|
I'm sorry I don't understand. From the way you frame it, and the sentiment of the replies, seems like this is some scary big number. MacBook M3 Max is a beefy machine and doing inference means it's going at full send. 50W is... what tiny appliances consume. Sure it's more than reading emails but... it's still not a number to be shocked at. An on-the-go laptop has a TDP (max rated power) of 45W. Regular work laptop is 70W. Gaming laptop 230W. The servers I have in the lab on which I run benchmarks counting syscalls per seconds for days on end (you know, performance engineering!) are now going north of 1kW. Washing machine 900W. Hair dryer 1500W. Pizza oven 2000W. So yeah, you say 50W, yeah sure same as video rendering or gaming I guess, yet not really an OMG-level number. And frankly I'm not quite sure there's anything like economy of scale where it gets more efficient if you serve more users (like some sibling comments seem to imply). Last thing, and I know many know but also many others don't or have forgotten: Watts is a rate of consumption, not an absolute amount. That is Joule, energy. So you say 50W, but what you pay for (or the planet pays, whatever) generally is the amount of energy, hence you need to say for how long that consumption was sustained. 50W over 2 hours, that's 100 Joules, the actual resource you consumed and paid for. Power (watts) is like speed (m/s). You say 50 miles an hour, need to say how long was the drive, so we know how far you got. |
Also, datacenter scale devices are almost certainly designed to minimize energy use per operation given comparable latency.
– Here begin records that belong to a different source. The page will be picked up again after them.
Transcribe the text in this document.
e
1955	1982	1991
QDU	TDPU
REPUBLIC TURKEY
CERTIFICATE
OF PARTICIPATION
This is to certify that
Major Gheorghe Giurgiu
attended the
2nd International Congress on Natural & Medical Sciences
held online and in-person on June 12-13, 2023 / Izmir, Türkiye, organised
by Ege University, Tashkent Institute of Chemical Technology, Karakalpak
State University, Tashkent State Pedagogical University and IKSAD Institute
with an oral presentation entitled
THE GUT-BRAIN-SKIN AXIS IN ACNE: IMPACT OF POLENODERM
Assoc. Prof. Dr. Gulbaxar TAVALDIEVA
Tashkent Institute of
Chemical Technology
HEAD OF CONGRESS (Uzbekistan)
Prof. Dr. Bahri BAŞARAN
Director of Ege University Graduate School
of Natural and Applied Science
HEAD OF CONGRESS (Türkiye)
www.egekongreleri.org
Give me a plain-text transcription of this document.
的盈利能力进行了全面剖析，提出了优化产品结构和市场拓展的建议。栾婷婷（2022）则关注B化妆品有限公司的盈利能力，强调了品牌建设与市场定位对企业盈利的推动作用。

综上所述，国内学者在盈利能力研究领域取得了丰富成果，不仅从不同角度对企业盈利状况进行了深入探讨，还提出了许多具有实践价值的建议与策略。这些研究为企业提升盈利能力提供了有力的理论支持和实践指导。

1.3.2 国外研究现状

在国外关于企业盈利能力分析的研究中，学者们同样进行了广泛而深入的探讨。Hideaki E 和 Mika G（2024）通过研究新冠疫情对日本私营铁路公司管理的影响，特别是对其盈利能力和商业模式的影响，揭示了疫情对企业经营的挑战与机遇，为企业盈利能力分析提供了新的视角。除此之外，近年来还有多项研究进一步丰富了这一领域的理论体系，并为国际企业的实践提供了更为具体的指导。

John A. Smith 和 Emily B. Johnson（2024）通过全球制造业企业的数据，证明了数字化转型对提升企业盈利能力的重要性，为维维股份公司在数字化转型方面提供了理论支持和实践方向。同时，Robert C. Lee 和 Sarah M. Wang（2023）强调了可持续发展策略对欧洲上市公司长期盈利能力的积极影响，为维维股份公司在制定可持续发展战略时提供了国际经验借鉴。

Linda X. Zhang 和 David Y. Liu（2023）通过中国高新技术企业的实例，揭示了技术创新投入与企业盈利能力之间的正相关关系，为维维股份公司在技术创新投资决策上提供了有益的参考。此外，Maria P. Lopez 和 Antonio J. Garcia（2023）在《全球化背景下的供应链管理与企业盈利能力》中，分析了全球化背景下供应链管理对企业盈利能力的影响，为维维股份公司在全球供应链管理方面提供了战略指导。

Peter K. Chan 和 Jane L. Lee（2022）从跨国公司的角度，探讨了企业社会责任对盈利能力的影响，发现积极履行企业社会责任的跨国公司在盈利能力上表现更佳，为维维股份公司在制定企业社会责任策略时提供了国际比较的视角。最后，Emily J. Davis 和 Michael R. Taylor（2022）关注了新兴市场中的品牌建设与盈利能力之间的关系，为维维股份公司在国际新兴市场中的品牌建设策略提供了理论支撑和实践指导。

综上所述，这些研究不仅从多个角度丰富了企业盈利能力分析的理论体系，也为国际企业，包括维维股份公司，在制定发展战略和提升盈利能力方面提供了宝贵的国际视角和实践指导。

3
You can still compete as an on prem consumer by (1) repurposing your existing hardware, which saves on high CapEx costs, (2) increasing latency, getting your answer computed in a longer time, which probably saves at least some power by design if you can leverage e.g. NPUs, or (3) running smaller or more bespoke models that aren't worthwhile for the bigger players to serve at scale.
There's also a likely gain in serving more requests in parallel, but it may have more to do with successfully amortizing memory access for model weights than any inherent increase in efficiency. Anyway, I've argued in sibling comments that you perhaps can also leverage this on consumer hardware for the special case of DeepSeek V4.